Verlockende Angst
Laadan zum Eingang der Empfangshalle glitt. Ich ging ihr nach und warf einen Blick über die Menge, während ich das Glas an die Lippen setzte. Ich sah Marcus und Diana ganz dicht beieinander stehen. Einmal mehr verwirrte mich Marcus’ Lächeln. So lächelte er nie, vor allem nicht in meiner Nähe.
Lautes Gekicher erhob sich im Raum und weckte meine Aufmerksamkeit. Reinblütige junge Mädchen umstanden einen gut aussehenden Mann. Sie überschrien einander und jede wollte ihm am nächsten sein. Hinter dem fröhlichen Grüppchen standen mehrere Gardisten und wirkten gleichermaßen gelangweilt wie distanziert. Zu ihnen gehörte auch der reinblütige Gardist, den Telly während jener ersten Sitzung gerufen hatte. Ich erschauerte und umfasste mein Glas fester. Dann huschte mein Blick weiter in die Halle hinein und verharrte bei Aiden.
Dawn stand neben ihm und sah überwältigend schön aus. Sie betrachtete ihn mit großen amethystblauen Augen. Beim Anblick der beiden wurde mir nicht gerade warm ums Herz. Über Freundlichkeit hinaus hatte er ihr gegenüber noch nie einen Funken Interesse gezeigt. Aber sie war eines der Mädchen, mit denen er sich treffen durfte– die er treffen sollte.

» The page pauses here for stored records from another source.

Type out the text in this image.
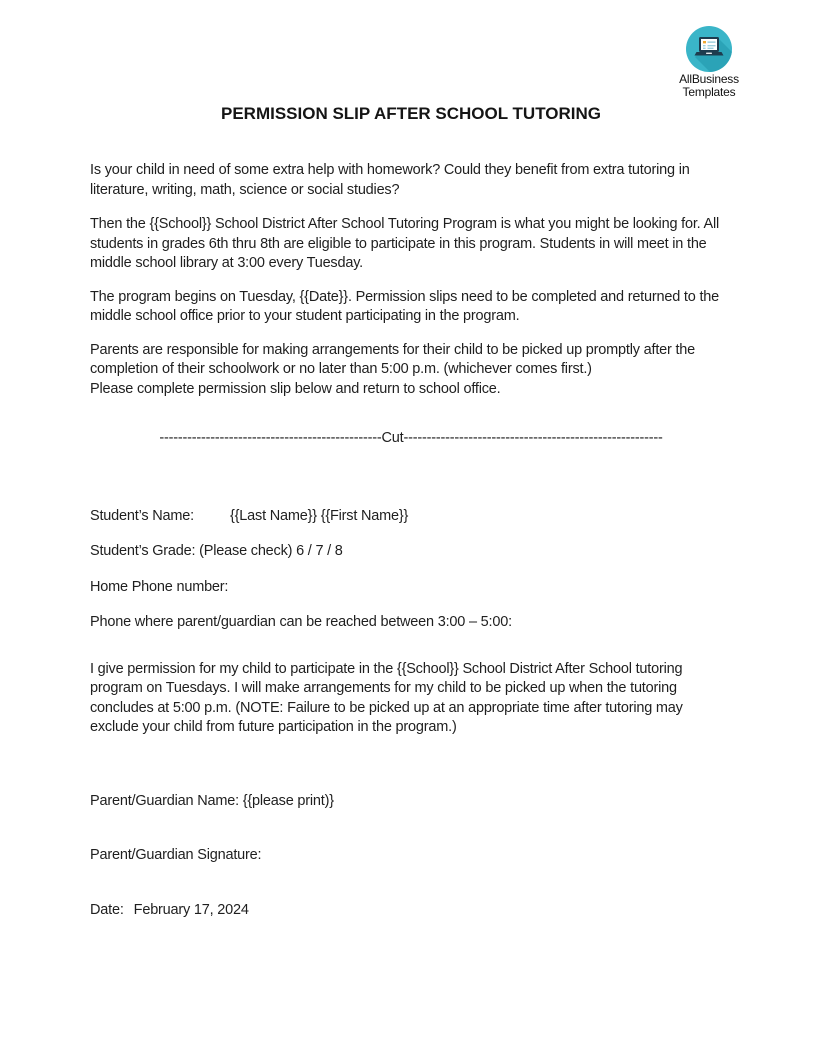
AllBusiness
Templates
PERMISSION SLIP AFTER SCHOOL TUTORING

Is your child in need of some extra help with homework? Could they benefit from extra tutoring in literature, writing, math, science or social studies?

Then the {{School}} School District After School Tutoring Program is what you might be looking for. All students in grades 6th thru 8th are eligible to participate in this program. Students in will meet in the middle school library at 3:00 every Tuesday.

The program begins on Tuesday, {{Date}}. Permission slips need to be completed and returned to the middle school office prior to your student participating in the program.

Parents are responsible for making arrangements for their child to be picked up promptly after the completion of their schoolwork or no later than 5:00 p.m. (whichever comes first.)
Please complete permission slip below and return to school office.
------------------------------------------------Cut--------------------------------------------------------
Student’s Name: {{Last Name}} {{First Name}}
Student’s Grade: (Please check) 6 / 7 / 8
Home Phone number:
Phone where parent/guardian can be reached between 3:00 – 5:00:

I give permission for my child to participate in the {{School}} School District After School tutoring program on Tuesdays. I will make arrangements for my child to be picked up when the tutoring concludes at 5:00 p.m. (NOTE: Failure to be picked up at an appropriate time after tutoring may exclude your child from future participation in the program.)

Parent/Guardian Name: {{please print)}
Parent/Guardian Signature:
Date: February 17, 2024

Vielleicht würde er sie eines Tages heiraten– oder ein anderes reinblütiges Mädchen wie Dawn. Er würde sesshaft werden und Verantwortung übernehmen. Aufhören!, befahl ich mir. Darauf kam es nicht an– nicht einmal dann, wenn er ein Dutzend reinblütiger Babys zeugte. Ich hatte kapiert, dass ich nicht mit ihm zusammen sein konnte. Außerdem hatte ich mich irgendwie für Seth entschieden. Aber der Schmerz drang tief in meine Brust und schlug rings um mein Herz Wurzeln. Dafür, wie ich dastand und ihn anstarrte wie eine besessene Stalkerin, hätte ich einen ordentlichen Tritt ins Hinterteil verdient gehabt.

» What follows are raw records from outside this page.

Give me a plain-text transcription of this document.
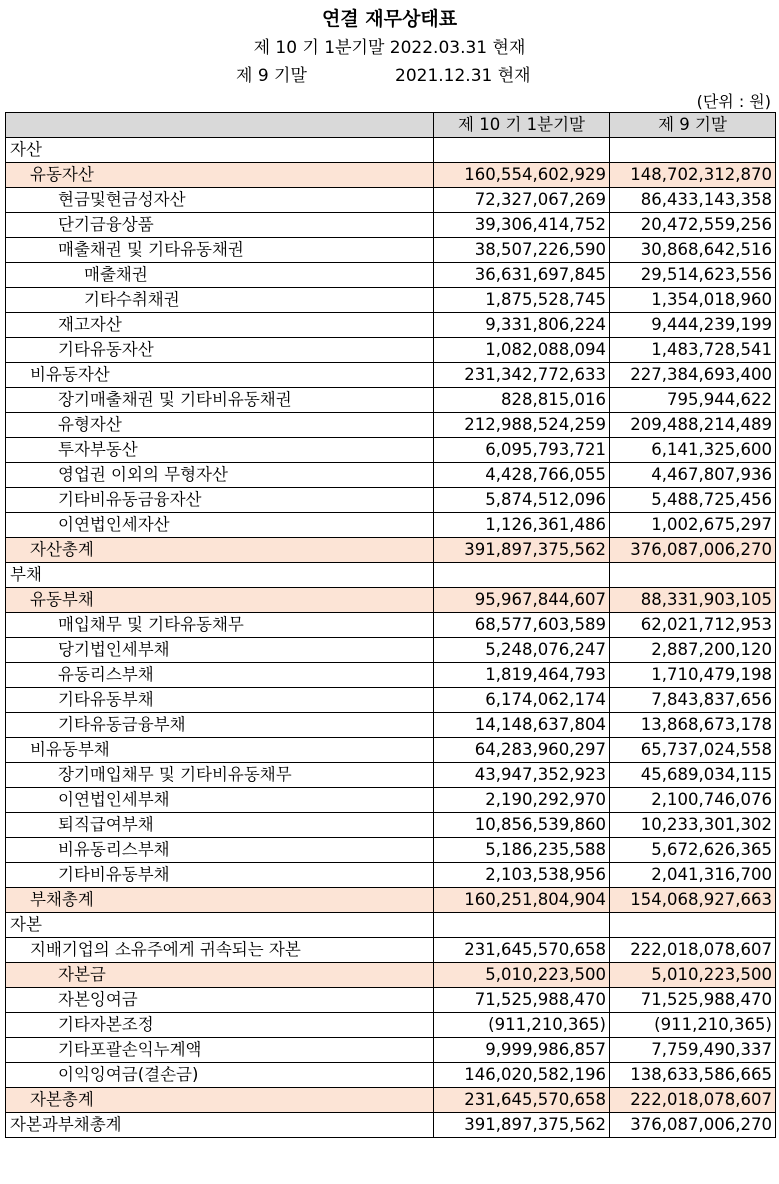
연결 재무상태표
제 10 기 1분기말 2022.03.31 현재
제 9 기말	2021.12.31 현재
(단위 : 원)
	제 10 기 1분기말	제 9 기말
자산		
유동자산	160,554,602,929	148,702,312,870
현금및현금성자산	72,327,067,269	86,433,143,358
단기금융상품	39,306,414,752	20,472,559,256
매출채권 및 기타유동채권	38,507,226,590	30,868,642,516
매출채권	36,631,697,845	29,514,623,556
기타수취채권	1,875,528,745	1,354,018,960
재고자산	9,331,806,224	9,444,239,199
기타유동자산	1,082,088,094	1,483,728,541
비유동자산	231,342,772,633	227,384,693,400
장기매출채권 및 기타비유동채권	828,815,016	795,944,622
유형자산	212,988,524,259	209,488,214,489
투자부동산	6,095,793,721	6,141,325,600
영업권 이외의 무형자산	4,428,766,055	4,467,807,936
기타비유동금융자산	5,874,512,096	5,488,725,456
이연법인세자산	1,126,361,486	1,002,675,297
자산총계	391,897,375,562	376,087,006,270
부채		
유동부채	95,967,844,607	88,331,903,105
매입채무 및 기타유동채무	68,577,603,589	62,021,712,953
당기법인세부채	5,248,076,247	2,887,200,120
유동리스부채	1,819,464,793	1,710,479,198
기타유동부채	6,174,062,174	7,843,837,656
기타유동금융부채	14,148,637,804	13,868,673,178
비유동부채	64,283,960,297	65,737,024,558
장기매입채무 및 기타비유동채무	43,947,352,923	45,689,034,115
이연법인세부채	2,190,292,970	2,100,746,076
퇴직급여부채	10,856,539,860	10,233,301,302
비유동리스부채	5,186,235,588	5,672,626,365
기타비유동부채	2,103,538,956	2,041,316,700
부채총계	160,251,804,904	154,068,927,663
자본		
지배기업의 소유주에게 귀속되는 자본	231,645,570,658	222,018,078,607
자본금	5,010,223,500	5,010,223,500
자본잉여금	71,525,988,470	71,525,988,470
기타자본조정	(911,210,365)	(911,210,365)
기타포괄손익누계액	9,999,986,857	7,759,490,337
이익잉여금(결손금)	146,020,582,196	138,633,586,665
자본총계	231,645,570,658	222,018,078,607
자본과부채총계	391,897,375,562	376,087,006,270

» Dein Drink, Liebes! Willst du ihn nicht probieren? «
» Oh! « Ich sah auf meine Hand, die das Glas hielt. Es fühlte sich immer noch wunderbar warm an. Das Getränk brannte auf meinen Lippen und meiner Zungenspitze, rann mir aber erstaunlich angenehm durch die Kehle. Tatsächlich schmeckte es pfefferminzartig– nach warmem Wintergrün. » Es schmeckt… «
Laadan war verschwunden.
Verblüfft über ihr plötzliches Verschwinden sah ich mich im Saal um, aber statt auf Laadan fiel mein Blick auf Aiden. Er hatte den Platz gewechselt und stand jetzt ohne Dawn am Ende der Halle. Obwohl er sich mit einem anderen Reinblüter unterhielt, schien er sich auf mich zu konzentrieren.

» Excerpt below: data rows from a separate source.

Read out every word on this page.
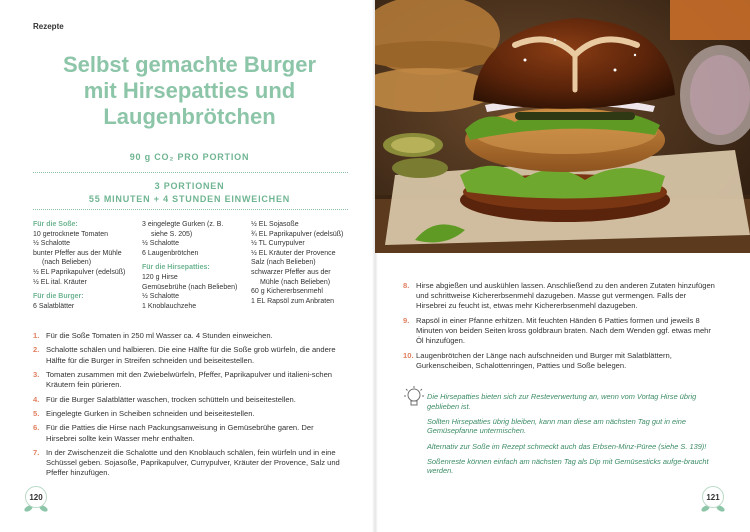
Rezepte
Selbst gemachte Burger
mit Hirsepatties und
Laugenbrötchen
90 g CO₂ PRO PORTION
3 PORTIONEN
55 MINUTEN + 4 STUNDEN EINWEICHEN
Für die Soße:
10 getrocknete Tomaten
½ Schalotte
bunter Pfeffer aus der Mühle
(nach Belieben)
½ EL Paprikapulver (edelsüß)
½ EL ital. Kräuter
Für die Burger:
6 Salatblätter
3 eingelegte Gurken (z. B.
siehe S. 205)
½ Schalotte
6 Laugenbrötchen
Für die Hirsepatties:
120 g Hirse
Gemüsebrühe (nach Belieben)
½ Schalotte
1 Knoblauchzehe
½ EL Sojasoße
¾ EL Paprikapulver (edelsüß)
½ TL Currypulver
½ EL Kräuter der Provence
Salz (nach Belieben)
schwarzer Pfeffer aus der
Mühle (nach Belieben)
60 g Kichererbsenmehl
1 EL Rapsöl zum Anbraten
1. Für die Soße Tomaten in 250 ml Wasser ca. 4 Stunden einweichen.
2. Schalotte schälen und halbieren. Die eine Hälfte für die Soße grob würfeln, die andere Hälfte für die Burger in Streifen schneiden und beiseitestellen.
3. Tomaten zusammen mit den Zwiebelwürfeln, Pfeffer, Paprikapulver und italieni-schen Kräutern fein pürieren.
4. Für die Burger Salatblätter waschen, trocken schütteln und beiseitestellen.
5. Eingelegte Gurken in Scheiben schneiden und beiseitestellen.
6. Für die Patties die Hirse nach Packungsanweisung in Gemüsebrühe garen. Der Hirsebrei sollte kein Wasser mehr enthalten.
7. In der Zwischenzeit die Schalotte und den Knoblauch schälen, fein würfeln und in eine Schüssel geben. Sojasoße, Paprikapulver, Currypulver, Kräuter der Provence, Salz und Pfeffer hinzufügen.
120
8. Hirse abgießen und auskühlen lassen. Anschließend zu den anderen Zutaten hinzufügen und schrittweise Kichererbsenmehl dazugeben. Masse gut vermengen. Falls der Hirsebrei zu feucht ist, etwas mehr Kichererbsenmehl dazugeben.
9. Rapsöl in einer Pfanne erhitzen. Mit feuchten Händen 6 Patties formen und jeweils 8 Minuten von beiden Seiten kross goldbraun braten. Nach dem Wenden ggf. etwas mehr Öl hinzufügen.
10. Laugenbrötchen der Länge nach aufschneiden und Burger mit Salatblättern, Gurkenscheiben, Schalottenringen, Patties und Soße belegen.

Die Hirsepatties bieten sich zur Resteverwertung an, wenn vom Vortag Hirse übrig geblieben ist.

Sollten Hirsepatties übrig bleiben, kann man diese am nächsten Tag gut in eine Gemüsepfanne untermischen.

Alternativ zur Soße im Rezept schmeckt auch das Erbsen-Minz-Püree (siehe S. 139)!

Soßenreste können einfach am nächsten Tag als Dip mit Gemüsesticks aufge-braucht werden.

121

Seine Missbilligung strahlte bis zu mir herüber und traf mich wie ein Schlag. War er wütend, dass ich mein Zimmer verlassen hatte? Wenn, dann ärgerte mich das. Außerdem verdross mich das Flattern in meiner Brust.
Aiden löste sich von dem Reinblüter, trat nach vorn und wirkte sehr, sehr zornig. Der Herzschlag beschleunigte sich. Er kam auf mich zu– nicht auf Dawn, auf keinen anderen Reinblüter, sondern auf mich. Das Flattern in meiner Brust wurde stärker.
Jede Art von Aufmerksamkeit war eine gute Aufmerksamkeit.
Plötzlich hasste ich diesen Gedanken, hasste den Umstand, dass ich mich mit so wenig zufriedengab. Ich neigte das Glas und nahm einen großen Schluck. Entweder ich trank oder ich warf mich schluchzend zu Boden und schlug um mich.
Ich trank noch einen Schluck und rechnete damit, dass es brannte. Es schmeckte gut, wirklich gut. Ich blickte noch einmal auf und stellte fest, dass ein großer blonder Reinblüter Aiden teilweise die Sicht nahm, aber sein wütender Blick erreichte mich trotzdem. Ich sah ihn mit hochgezogenen Brauen an, setzte das Glas wieder an die Lippen und nippte noch einmal.
Aiden umging den Reinblüter und steuerte geradewegs auf mich zu.
Aus dem Nichts heraus– und ich meine aus dem verdammten Nichts– tauchte Seth auf und schlug mir den Drink so heftig aus der Hand, dass mir rote Tropfen über den Pullover spritzten.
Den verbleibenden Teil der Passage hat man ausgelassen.